Ржавый капкан на зеленом поле(изд.1980) - Квин Лев Израилевич 29 стр.


«Болит?»

«Нет», — отвечала Инга, сводя брови.

«А так?»

«Тоже нет».

«Сейчас же на рентген!» — скомандовал врач.

Оказалось — перелом. Не трещина, не надлом — настоящий перелом левого предплечья. Инга неудачно упала вместе со своим новым велосипедом и сломала руку.

«У вас поразительная дочь, — покачал головой врач, рассматривая рентгеновский снимок. — Я впервые встречаю такого терпеливого ребенка».

Поразительная дочь…

«Мерседес» вырвался из потока машин, зажатых в переулке, на просторное бульварное кольцо. Большие электронные часы показывали половину третьего. Через полчаса библиотекарь общества «Восток — Запад» Отто Гербигер придет на свидание со мной к «Трем топорам». Он долго будет меня дожидаться. А потом позвонит: «Почему вы не пришли, господин профессор? Я вас так ждал».

А может быть, не придет и не позвонит…

Гроза прекратилась так же внезапно, как и началась. Ожили пустынные улицы. По обочинам стремительно «неслись мутные ручьи. На перекрестке длинноволосые ребята в плавках, смеясь, переносили через потоки дождевой воды визжащих девиц.

Мы стали у светофора. Что-то неладное делалось с неоновой рекламой на крыше углового здания. Саженные буквы то вспыхивали в беспорядке, то гасли.

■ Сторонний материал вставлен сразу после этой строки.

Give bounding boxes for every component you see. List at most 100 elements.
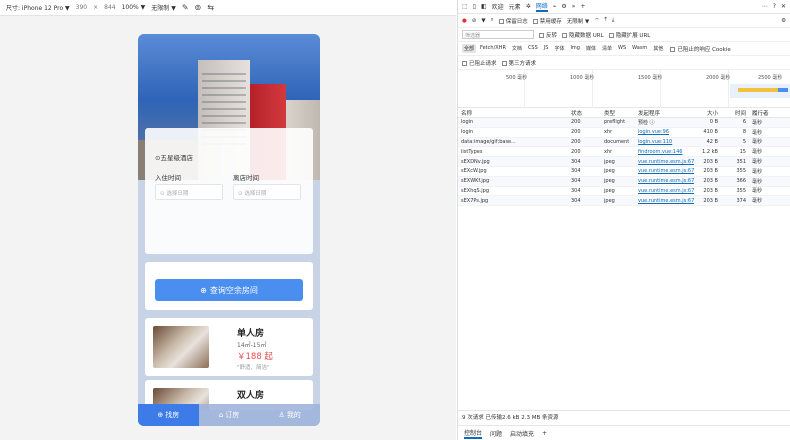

„Пушкин“ — только для истинных мужчин!»

Подобная же неоновая реклама высилась на современном высотном доме неподалеку от нас. Инга при виде ее постоянно выходила из себя:

— Это же кощунство — назвать водку именем великого поэта! «Чистите зубы витаминизированной зубной пастой „Эрнест Хемингуэй“!», «Употребляйте туалетную бумагу „Жорж Санд“!» Самое настоящее варварство!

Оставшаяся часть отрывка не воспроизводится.